Arjan Hogenaar & Wilko Steinhoff, from KNAW, gave a presentation on AID, a Dutch Academic Information Domain. I’ll be honest and admit I didn’t pay much attention to this as I was writing up my blog notes for Session 3. Follow the hyperlinks for more information.
I was able to concentrate on the next two presentations which were both interesting and relevant to our work at Lincoln. The first was by Chris Awre, from the University of Hull, who is working on the EThOS project, a joint project between several HE institutions and the BL. It’s a project to provide a central repository service for e-theses produced in the UK. The idea is that the BL will harvest e-thesis specific UK ETD metadata provided by University repositories to create a single point of access to this type of academic output. Interestingly, the business model for this is a subscription service, whereby universities are expected to pay for the harvesting of metadata and digitisation of hard copy theses when they are requested. The content is Open Access (search, download), financially supported by a paid-for harvesting and digitisation service. It’s always interesting to see how people are creating new business models based on freely giving a product away. I hope it’s a success.
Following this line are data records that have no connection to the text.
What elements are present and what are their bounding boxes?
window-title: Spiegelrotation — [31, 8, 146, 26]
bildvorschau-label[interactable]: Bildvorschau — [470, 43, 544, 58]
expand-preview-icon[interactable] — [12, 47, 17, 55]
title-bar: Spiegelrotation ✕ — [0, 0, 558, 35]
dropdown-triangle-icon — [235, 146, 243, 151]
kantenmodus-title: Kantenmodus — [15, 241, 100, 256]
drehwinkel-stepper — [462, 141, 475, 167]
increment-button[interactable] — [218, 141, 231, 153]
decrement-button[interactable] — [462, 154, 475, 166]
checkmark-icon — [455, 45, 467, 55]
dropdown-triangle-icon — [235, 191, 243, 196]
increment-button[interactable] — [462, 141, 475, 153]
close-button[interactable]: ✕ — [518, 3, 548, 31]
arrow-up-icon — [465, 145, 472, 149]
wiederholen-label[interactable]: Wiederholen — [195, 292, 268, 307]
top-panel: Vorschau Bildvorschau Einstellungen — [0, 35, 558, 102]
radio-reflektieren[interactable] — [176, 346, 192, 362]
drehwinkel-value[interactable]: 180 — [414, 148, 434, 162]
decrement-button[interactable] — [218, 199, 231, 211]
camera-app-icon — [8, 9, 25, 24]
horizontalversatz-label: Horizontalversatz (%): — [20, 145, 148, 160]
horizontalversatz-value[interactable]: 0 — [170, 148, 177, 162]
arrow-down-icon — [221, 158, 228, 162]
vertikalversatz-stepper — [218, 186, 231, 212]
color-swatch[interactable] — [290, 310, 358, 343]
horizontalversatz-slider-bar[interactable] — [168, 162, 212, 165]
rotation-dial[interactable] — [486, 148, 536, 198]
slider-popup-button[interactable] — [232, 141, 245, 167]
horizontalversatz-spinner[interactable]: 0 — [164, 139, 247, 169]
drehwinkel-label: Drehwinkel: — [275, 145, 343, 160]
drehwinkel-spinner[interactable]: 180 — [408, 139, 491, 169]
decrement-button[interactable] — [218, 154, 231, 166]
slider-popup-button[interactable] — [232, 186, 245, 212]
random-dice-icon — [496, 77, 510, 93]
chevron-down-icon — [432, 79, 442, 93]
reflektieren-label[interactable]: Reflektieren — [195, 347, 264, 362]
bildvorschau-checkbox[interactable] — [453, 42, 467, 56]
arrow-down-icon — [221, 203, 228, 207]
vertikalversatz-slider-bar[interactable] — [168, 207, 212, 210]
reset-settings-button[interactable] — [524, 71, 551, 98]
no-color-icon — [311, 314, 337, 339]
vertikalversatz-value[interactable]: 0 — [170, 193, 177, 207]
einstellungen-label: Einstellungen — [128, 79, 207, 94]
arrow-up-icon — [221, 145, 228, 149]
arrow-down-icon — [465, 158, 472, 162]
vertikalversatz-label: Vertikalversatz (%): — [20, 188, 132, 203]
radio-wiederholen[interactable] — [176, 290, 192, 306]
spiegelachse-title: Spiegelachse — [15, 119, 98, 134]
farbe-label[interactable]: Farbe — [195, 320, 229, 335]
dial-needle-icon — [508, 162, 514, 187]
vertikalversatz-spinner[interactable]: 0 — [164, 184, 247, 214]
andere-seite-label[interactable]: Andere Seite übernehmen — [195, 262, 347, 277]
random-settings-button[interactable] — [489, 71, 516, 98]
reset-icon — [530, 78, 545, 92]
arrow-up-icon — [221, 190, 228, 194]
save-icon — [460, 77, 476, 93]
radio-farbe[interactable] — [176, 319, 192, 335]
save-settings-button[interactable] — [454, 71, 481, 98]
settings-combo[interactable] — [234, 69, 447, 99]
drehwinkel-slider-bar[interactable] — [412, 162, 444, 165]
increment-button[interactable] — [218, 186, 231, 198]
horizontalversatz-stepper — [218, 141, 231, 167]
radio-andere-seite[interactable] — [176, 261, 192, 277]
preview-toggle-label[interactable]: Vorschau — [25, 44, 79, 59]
The third presentation was by Vanessa Proudman, from Tilburg University and the DRIVER Project. This was excellent, not least because of the rare clarity of presentation but also because the research findings are directly relevant and useful to us at Lincoln as we embark on establishing a repository service in the University. Vanessa looked at the challenges we face in populating our repositories and suggested key methods of increasing the number of deposits, noting that even with a Mandate, the deposit rate is only 40-60%. This work is published as part of a new book (chapter 3), which, naturally, can be downloaded here. Upon return to work, I intend to look at this in detail and begin drafting a plan for the next phase of our repository project, which is to establish an Open Access Mandate at the University and begin the important advocacy work within the Faculties.